Department of Biology, McMaster University, Hamilton, Ontario, Canada L8S 4K1.
Mol Phylogenet Evol. 2012 Nov;65(2):765-73. doi: 10.1016/j.ympev.2012.07.033. Epub 2012 Aug 11.
Barcoding is an initiative to define a standard fragment of DNA to be used to assign sequences of unknown origin to existing known species whose sequences are recorded in databases. This is a difficult task when species are closely related and individuals of these species might have more than one origin. Using a previously introduced Bayesian statistical tree-less assignment algorithm based on segregating sites, we examine how it functions in the presence of hidden population subdivision with closely related species using simulations. Not surprisingly, adding samples to the database from a greater proportion of the species range leads to a consistently higher number of accurate results. Without such samples, query sequences that originate from outside of the sampled range are easily misinterpreted as coming from other species. However, we show that even the addition of a single sample from a different subpopulation is sufficient to greatly increase the probability of placement of unknown queries into the correct species group. This study highlights the importance of broad sampling, even with five reference samples per species, in the creation of a reference database.

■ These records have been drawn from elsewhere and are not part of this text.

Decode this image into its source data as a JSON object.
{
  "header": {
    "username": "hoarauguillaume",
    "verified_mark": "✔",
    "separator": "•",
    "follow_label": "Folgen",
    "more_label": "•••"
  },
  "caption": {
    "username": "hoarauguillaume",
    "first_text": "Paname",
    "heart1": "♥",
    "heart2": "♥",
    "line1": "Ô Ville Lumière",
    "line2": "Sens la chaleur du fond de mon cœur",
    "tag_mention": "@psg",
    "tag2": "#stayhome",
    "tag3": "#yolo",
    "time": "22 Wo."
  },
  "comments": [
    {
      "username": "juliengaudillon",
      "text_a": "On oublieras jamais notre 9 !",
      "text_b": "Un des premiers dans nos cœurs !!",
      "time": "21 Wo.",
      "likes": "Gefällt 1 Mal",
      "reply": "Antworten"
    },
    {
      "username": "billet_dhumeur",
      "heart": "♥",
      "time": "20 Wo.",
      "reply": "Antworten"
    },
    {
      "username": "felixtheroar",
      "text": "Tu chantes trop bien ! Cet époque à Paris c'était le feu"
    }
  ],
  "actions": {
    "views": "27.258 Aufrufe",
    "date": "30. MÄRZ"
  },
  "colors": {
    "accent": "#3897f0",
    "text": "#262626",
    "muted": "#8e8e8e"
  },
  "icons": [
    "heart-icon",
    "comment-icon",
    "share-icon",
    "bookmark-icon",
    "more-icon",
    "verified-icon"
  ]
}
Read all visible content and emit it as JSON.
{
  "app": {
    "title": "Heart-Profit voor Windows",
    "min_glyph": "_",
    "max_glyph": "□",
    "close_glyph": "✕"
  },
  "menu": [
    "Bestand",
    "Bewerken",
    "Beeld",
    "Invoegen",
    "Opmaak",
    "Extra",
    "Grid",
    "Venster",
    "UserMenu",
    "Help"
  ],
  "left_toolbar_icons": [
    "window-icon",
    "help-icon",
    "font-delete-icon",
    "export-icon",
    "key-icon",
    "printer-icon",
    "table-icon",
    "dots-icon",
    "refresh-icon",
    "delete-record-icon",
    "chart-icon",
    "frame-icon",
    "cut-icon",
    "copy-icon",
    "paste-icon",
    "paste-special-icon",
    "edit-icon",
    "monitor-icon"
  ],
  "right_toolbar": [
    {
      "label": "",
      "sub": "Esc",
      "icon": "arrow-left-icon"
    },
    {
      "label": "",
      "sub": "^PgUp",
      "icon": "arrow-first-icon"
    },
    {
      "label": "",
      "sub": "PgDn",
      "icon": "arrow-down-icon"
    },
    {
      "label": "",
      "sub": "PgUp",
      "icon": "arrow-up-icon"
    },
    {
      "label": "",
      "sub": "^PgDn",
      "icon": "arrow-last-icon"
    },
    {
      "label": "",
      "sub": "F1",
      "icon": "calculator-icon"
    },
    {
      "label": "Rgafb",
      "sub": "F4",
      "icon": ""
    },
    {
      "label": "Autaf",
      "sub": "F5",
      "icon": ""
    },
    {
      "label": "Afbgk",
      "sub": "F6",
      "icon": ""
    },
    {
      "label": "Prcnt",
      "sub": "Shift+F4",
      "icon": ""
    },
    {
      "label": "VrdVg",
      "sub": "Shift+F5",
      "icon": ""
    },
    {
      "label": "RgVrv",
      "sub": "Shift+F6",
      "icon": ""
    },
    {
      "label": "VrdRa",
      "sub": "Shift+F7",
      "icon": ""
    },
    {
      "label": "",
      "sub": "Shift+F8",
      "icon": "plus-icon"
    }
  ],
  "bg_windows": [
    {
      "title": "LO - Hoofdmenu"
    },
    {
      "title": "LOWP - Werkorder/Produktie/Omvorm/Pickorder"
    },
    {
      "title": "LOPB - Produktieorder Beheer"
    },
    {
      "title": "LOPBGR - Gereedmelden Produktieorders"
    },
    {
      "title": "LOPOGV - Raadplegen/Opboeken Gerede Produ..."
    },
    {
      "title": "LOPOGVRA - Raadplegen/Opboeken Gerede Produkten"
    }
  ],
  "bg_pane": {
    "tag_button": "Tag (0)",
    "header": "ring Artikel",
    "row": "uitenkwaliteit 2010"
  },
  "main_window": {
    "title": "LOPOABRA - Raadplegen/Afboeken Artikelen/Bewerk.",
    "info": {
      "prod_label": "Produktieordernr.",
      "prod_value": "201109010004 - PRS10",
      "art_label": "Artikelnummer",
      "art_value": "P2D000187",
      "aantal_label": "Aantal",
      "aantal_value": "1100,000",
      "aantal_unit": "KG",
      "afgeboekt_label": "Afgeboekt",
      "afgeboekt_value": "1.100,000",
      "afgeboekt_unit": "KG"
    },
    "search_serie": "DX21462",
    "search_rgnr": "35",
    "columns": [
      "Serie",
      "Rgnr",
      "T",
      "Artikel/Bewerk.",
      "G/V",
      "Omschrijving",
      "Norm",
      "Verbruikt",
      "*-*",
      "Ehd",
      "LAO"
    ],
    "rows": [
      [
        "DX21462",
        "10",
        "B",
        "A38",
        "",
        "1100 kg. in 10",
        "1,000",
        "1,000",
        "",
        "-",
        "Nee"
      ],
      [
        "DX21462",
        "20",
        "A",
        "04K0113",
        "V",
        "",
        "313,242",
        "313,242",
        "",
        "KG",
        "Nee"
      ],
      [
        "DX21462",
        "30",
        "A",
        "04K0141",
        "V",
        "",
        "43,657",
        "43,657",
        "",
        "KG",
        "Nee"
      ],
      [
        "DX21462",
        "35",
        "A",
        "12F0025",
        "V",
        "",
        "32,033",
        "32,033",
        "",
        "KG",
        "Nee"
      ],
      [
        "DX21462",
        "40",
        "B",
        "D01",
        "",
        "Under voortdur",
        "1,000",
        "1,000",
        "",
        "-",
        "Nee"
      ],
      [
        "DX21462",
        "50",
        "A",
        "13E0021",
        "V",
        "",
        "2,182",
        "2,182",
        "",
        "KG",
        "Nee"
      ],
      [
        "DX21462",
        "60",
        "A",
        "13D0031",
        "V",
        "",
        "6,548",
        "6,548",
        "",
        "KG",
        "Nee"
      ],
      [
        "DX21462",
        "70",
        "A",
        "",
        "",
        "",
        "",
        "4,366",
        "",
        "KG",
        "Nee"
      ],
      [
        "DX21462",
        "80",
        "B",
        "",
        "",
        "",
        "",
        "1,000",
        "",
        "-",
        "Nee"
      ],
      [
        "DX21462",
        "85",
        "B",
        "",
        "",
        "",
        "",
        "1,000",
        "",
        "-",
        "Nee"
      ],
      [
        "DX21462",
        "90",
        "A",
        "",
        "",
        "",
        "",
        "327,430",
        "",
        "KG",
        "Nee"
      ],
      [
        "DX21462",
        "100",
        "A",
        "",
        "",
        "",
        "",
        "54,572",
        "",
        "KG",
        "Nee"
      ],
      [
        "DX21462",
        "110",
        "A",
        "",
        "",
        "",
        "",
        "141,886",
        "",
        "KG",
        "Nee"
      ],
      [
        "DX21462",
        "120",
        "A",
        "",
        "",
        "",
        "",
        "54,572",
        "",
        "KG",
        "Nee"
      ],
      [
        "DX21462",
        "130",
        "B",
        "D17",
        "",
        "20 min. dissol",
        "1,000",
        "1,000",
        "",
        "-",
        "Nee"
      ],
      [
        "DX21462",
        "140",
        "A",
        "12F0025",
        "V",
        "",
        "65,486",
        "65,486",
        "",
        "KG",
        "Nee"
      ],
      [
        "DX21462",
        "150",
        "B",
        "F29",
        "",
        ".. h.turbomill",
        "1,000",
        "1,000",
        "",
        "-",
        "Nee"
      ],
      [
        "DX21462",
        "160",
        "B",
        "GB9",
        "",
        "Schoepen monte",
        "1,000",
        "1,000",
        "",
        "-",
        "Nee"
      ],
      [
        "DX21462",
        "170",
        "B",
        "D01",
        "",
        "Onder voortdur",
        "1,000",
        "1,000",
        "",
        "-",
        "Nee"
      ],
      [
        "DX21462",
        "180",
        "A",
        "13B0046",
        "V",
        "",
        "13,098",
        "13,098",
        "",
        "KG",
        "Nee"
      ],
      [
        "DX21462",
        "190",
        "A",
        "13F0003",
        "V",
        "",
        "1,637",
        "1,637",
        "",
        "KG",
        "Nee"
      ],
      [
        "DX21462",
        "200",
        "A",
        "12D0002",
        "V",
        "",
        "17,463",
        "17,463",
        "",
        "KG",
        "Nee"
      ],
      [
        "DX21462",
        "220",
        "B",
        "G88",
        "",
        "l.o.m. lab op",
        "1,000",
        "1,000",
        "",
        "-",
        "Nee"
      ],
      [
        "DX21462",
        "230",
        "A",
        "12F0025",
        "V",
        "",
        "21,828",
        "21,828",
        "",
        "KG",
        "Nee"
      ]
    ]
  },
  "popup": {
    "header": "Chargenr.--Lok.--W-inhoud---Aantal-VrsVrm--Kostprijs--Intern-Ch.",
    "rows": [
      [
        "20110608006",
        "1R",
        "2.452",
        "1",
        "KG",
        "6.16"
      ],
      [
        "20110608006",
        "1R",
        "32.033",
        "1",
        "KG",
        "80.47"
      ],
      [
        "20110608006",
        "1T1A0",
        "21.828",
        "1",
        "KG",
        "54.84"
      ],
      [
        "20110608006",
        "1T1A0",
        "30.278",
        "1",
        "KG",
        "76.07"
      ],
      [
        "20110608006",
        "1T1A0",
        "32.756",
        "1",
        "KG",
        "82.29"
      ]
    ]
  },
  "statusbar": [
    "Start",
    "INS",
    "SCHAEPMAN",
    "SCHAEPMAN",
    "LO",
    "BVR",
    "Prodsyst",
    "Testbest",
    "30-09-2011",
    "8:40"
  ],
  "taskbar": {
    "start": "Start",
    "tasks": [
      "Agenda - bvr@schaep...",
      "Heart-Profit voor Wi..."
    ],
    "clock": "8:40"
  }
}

条形码是一种定义标准 DNA 片段的计划,用于将未知来源的序列分配给已知物种,这些物种的序列记录在数据库中。当物种密切相关且这些物种的个体可能有多个起源时,这是一项艰巨的任务。我们使用先前介绍的基于分离位点的贝叶斯无树分配算法,通过模拟来研究在存在密切相关物种的隐藏种群细分时它的功能。毫不奇怪,从更大比例的物种范围向数据库中添加样本会导致更准确的结果数量一致增加。如果没有这些样本,来自采样范围之外的查询序列很容易被误解为来自其他物种。然而,我们表明,即使从不同亚群添加一个样本,也足以大大增加将未知查询正确分配到正确物种组的概率。这项研究强调了广泛采样的重要性,即使每个物种只有五个参考样本,也能在创建参考数据库方面发挥重要作用。